En temps ordinaire, il y a l’observateur qui observe une pensée. C’est ce qu’on appelle la dualité ; il y a un sujet et un objet, et il y a un objet qui est perçu. Cela n’est pas voir les pensées, car on ne voit pas leur véritable nature, puisque justement il y a cette dualité « moi, je vois ». On a donc l’impression de voir, mais en fait on ne voit rien. L’esprit se voit lui-même, la pensée se perçoit elle-même ; à ce moment-là, évidemment, il n’y a plus d’acte de voir puisqu’il n’y pas quelqu’un qui voit quelque chose. Dans cet acte de non-voir, la vision est là, on comprend qu’il n’y a pas de dualité, de dissociation entre l’observateur et la pensée qui est perçue. Personne ne voit rien et dans cette non-vision on voit. C’est cela la vision royale.
Lorsque cela va bien, nous sommes très orgueilleux, très fiers : - Je pratique bien, je suis un pratiquent authentique -. Mais quand cela ne va pas, nous ne nous remettons pas en question : - Si cela ne va pas, c'est la faute du lama, ou la faute de l'enseignement.
En fait, cela - ne marche pas - parce que nous sommes tellement persuadés de ce que nous pensons être l'éveil, que nous nous fermons à ce qui est réellement. Comme nous sommes complètement bloqués, la bénédiction ne passe pas.
Notre esprit se recroqueville, devient de plus en plus mesquin, de plus en plus intransigeants et notre pratique passe complètement à coté de ce qu'elle doit être.
Un autre piège de la méditation consiste à vouloir absolument stopper tout flux mental. Cette tentative de supprimer le mouvement des pensées nécessite un effort incroyable. Nous essayons de nous figer, de nous recroqueviller, de façon à empêcher les pensées de s'agiter en nous.
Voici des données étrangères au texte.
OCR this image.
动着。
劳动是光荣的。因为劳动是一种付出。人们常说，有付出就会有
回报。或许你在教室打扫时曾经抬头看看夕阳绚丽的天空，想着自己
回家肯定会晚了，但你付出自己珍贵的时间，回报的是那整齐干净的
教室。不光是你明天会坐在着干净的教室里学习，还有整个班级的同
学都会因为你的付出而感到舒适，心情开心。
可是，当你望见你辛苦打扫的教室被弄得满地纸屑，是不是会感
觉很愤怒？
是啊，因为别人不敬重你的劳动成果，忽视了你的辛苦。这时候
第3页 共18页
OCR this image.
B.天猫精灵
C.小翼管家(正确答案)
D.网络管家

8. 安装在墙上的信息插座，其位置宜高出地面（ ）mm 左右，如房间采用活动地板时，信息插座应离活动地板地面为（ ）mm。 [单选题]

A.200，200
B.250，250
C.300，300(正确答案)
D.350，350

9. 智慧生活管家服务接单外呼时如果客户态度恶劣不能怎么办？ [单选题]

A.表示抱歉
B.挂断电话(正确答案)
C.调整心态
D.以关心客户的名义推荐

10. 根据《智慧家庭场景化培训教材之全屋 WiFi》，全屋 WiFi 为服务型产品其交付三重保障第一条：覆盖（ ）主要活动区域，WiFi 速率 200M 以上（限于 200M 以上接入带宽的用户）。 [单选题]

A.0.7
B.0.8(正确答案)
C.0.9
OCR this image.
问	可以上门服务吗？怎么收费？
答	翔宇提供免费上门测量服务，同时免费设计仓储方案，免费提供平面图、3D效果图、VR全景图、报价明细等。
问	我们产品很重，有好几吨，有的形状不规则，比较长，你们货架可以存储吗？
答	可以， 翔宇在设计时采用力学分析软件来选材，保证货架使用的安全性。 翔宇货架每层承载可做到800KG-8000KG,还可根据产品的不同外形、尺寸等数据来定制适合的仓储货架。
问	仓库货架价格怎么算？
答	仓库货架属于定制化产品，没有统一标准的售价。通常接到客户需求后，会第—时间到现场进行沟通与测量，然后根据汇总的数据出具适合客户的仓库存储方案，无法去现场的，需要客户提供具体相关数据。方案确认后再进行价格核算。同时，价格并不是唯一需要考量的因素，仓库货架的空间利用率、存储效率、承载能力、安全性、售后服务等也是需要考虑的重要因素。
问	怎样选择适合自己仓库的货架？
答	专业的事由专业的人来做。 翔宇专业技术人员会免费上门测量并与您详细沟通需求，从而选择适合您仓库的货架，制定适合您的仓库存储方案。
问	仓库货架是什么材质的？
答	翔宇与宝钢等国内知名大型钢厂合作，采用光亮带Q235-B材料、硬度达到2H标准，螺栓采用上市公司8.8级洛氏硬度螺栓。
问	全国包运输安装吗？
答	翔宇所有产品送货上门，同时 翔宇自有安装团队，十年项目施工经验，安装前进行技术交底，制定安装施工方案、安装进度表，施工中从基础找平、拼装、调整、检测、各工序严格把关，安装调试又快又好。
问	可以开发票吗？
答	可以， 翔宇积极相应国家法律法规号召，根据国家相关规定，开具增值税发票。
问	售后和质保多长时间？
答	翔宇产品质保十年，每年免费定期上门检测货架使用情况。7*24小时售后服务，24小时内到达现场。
Nous allons même respirer doucement. Nous nous évertuons à ne pas bouger, et notre posture physique va le montrer.
Nous tentons de contenir les pensées et même de les prévenir. Et dans un premier temps, cela va fonctionner. En contenant l'esprit, nous bloquons toutes les énergies du corps.
Les énergies ne circulant plus, il y a, forcement, une sorte d'immobilité dans l'esprit. Nous allons être très content de nous dire: - J'ai réussi, c'est la méditation, ça ne bouge plus - Mais le fait de développer cette idée et surtout la joie d'avoir enfin obtenu ce que nous cherchions avec tant d'efforts vont créer beaucoup d'agitation.
Il va falloir produire plus d'efforts pour endiguer cette agitation supplémentaire. De proche en proche, nous serons de plus en plus tendus, de plus en plus contractes, de plus en plus anxieux.
Cela va provoquer des troubles dans l'esprit, des tensions dans le corps, et apportera à terme beaucoup de souffrance.
Laisse cet esprit, le tien, dans la détente,
sans artifice.
Dans cet état, regarde le mouvement des pensées,
Etablis-toi sur ce mouvement, sans forcer.
Dans cet état se révèle le calme.
Pas d'attachement au calme
Pas de peur du mouvement.
Pas de différence entre le calme et l'activité
Reconnais ces deux états comme des phénomènes mentaux
s'élevant de l'esprit.
Dans cet état repose...
Sans saisie, sans attachement, dans l'essence naturelle.
Dans cet état, l'essence de ton propre esprit,
Sagesse, vacuité radieuse, va s'élever,
Et tu n'auras pas de mots...
Dans cet état, poindra une stabilité naturelle.
Ne tiens pas la stabilité pour quelque chose,
Mais sois spontané, naturel et libre.
Ne t'attache pas, ne rejette pas les créations mentales,
Mais, s'il te plait , demeure.
Si nous abordons la pratique comme un défi personnel, comme un combat que nous devons mener - Je dois pratiquer, je dois gagner, je dois accomplir les choses - c'est l'ego qui est au centre de tout cela, qui se renforce et assure à nouveau sa domination.
C'est alors que nous risquons d'ouvrir la porte aux ennuis, parce que c'est nous-mêmes qui agissons. Tout devient beaucoup plus compliqué.
Nous essayons de construire un éveil à notre idée et nous sommes totalement hermétiques à toute bénédiction.
La frustration, l'espoir, la crainte et les difficultés nous harcèlent tout au long de notre chemin et nous sommes souvent tentés d'abandonner.